In a recent message the leader of Shia Ismaili Muslims, His Highness the Aga Khan, called on his followers to “prepare to build, and to build well, when this crisis passes.”
‘Building well’ would mean that we ensure that we do not simply revert back to our prior lives. That we use this opportunity to critically reflect on how materialism, privatization, and greed has created precarity for so many. It would be mean that we thoughtfully create new systems and structures that provide a wider span of support.
We can turn to the guidance of the first Shi’a Imam, Ali ibn Abi-Talib (alayhi salam) who instructed his governor of Egypt as follows:
“[pay particular attention to] the lowest class, those who have no wherewithal, the destitute, the needy, the afflicted, the disabled… Assign to them a portion from your public treasury… Treat these people in a manner such that God may excuse you on the day you meet Him, for they are more in need of justice from you than any others among your subjects.”[ii]

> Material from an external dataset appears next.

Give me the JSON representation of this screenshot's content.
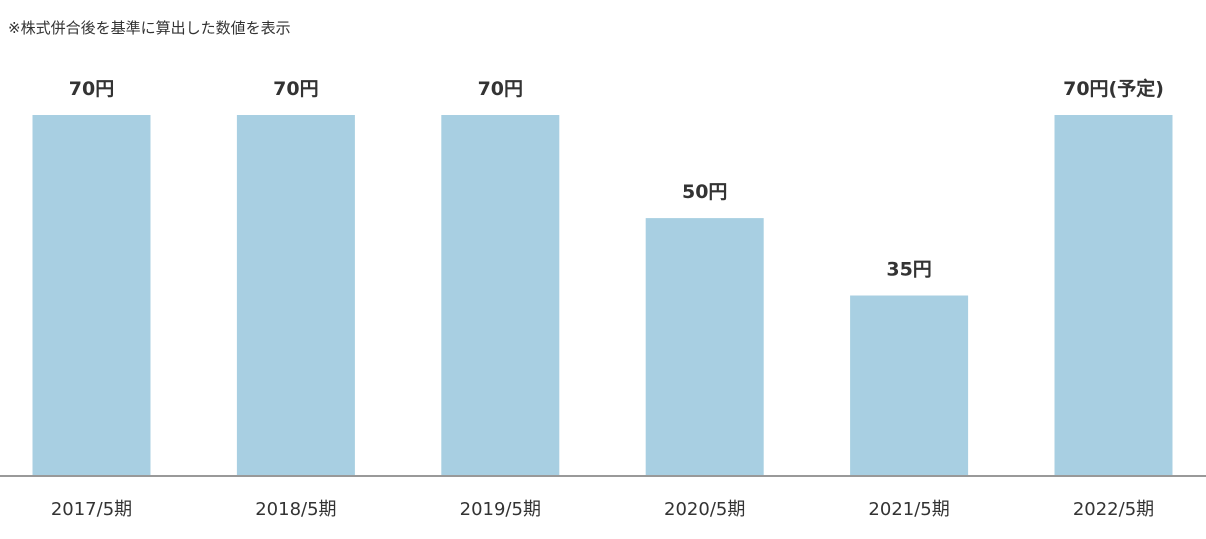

Shi’a Islam has always been attentive to social justice, especially as it relates to those who find themselves on the margins of society. Here, Imam Ali alludes to both interpersonal forms of care as well as care through systems (the treasury, the state) to ensure that the support provided is sustainable, and that it reaches the highest number of people.
As we set out to rebuild our communities, let us not be afraid of the enormity of the task. Instead, let us take this opportunity with full fervor to build caring communities anew.
Shenila Khoja-Moolji is a scholar of gender studies at Bowdoin College. Her work examines the interplay of gender, Islam, and power in transnational contexts.
[i] Al-Bukhari (13), Muslim (45), narrated from Anas as cited in Fordham university sourcebook
[ii] As cited in Reza Shah-Kazemi, Justice and Remembrance; Introducing the Spirituality of Imam ‘Ali, London: I. B. Tauris, 2006, p. 228-229.